TEACH ME ABOUT BI-WIRE


I see a lot mentioned about bi-wiring. I am not familar with this. I know you must have speakers that can be bi-wired and they are configured for bi-wire by removing a buss bar to seperate speakers and/or crossovers within the cabinet. I have also read that you need to have an amp that has bi-wire capability (two left and two right speakers outputs - and not to be confused with speakers A & B).

Can someone explain what takes place within each speaker when it is set up for bi-wiring? What are the advantages and disadvantages if any? What if my amp only has one set of left and right speakers outputs (but has something called loops for additional amps), Can you accomplish bi-wiring if you had two amps? If so how would it work?
sfrounds

Showing 1 response by phild

Jostler3 may be partially right, but he's not completely right. His theory only makes sense if the connection between the bass and treble speaker connections are connected by jumpers made of the same cable as your speaker wire, and your wire and jumpers happen to have the same properties as the binding posts themselves.

Many bi-wire ready speakers have their bass/treble connections bridged by posts. I had a pair of Mission 753 speakers with gold posts connecting the low and high speaker terminals. Those rods were not a good connection. The treble was favored when the speaker wire was run to the high connection, and the bass was favored if it was run to the low connection. The resistance through the connector & crossover was obviously different from the resistance thru the connector post.

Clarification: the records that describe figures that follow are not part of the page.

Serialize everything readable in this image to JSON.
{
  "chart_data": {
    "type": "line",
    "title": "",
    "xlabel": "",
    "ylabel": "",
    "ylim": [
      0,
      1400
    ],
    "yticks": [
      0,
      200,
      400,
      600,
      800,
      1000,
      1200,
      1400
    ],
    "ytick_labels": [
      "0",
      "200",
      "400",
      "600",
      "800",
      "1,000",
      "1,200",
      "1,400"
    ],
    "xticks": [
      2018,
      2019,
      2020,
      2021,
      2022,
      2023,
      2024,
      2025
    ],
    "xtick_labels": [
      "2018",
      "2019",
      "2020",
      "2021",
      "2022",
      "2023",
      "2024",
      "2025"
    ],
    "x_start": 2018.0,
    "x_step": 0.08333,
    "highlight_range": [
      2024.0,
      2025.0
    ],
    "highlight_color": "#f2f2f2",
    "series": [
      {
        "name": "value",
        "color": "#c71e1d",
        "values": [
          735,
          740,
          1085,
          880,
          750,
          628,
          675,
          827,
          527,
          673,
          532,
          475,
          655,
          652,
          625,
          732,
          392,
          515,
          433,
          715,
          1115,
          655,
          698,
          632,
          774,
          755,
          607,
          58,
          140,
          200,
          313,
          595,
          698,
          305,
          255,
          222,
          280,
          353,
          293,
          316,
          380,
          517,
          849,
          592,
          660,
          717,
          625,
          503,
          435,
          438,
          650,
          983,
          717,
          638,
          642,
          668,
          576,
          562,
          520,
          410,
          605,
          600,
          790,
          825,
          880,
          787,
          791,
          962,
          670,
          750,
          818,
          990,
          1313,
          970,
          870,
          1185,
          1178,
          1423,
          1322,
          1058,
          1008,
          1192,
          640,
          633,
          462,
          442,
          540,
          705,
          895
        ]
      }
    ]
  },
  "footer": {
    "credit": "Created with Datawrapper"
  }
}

Bi-wire cable sounded better than the gold posts (treble and bass were balanced).

I'm not saying that bi-wiring sounds any better or different than wire jumpers (I didn't compare), but it was better than the manufacturer supplied posts.

A dealer told me that our choice of bi-wire or wire jumpers should depend on our speakers' cross-over design (and he wasn't trying to upsell me...the cost was the same, and I wasn't buying anything). I'm not a speaker designer...I don't know if that's true, or not.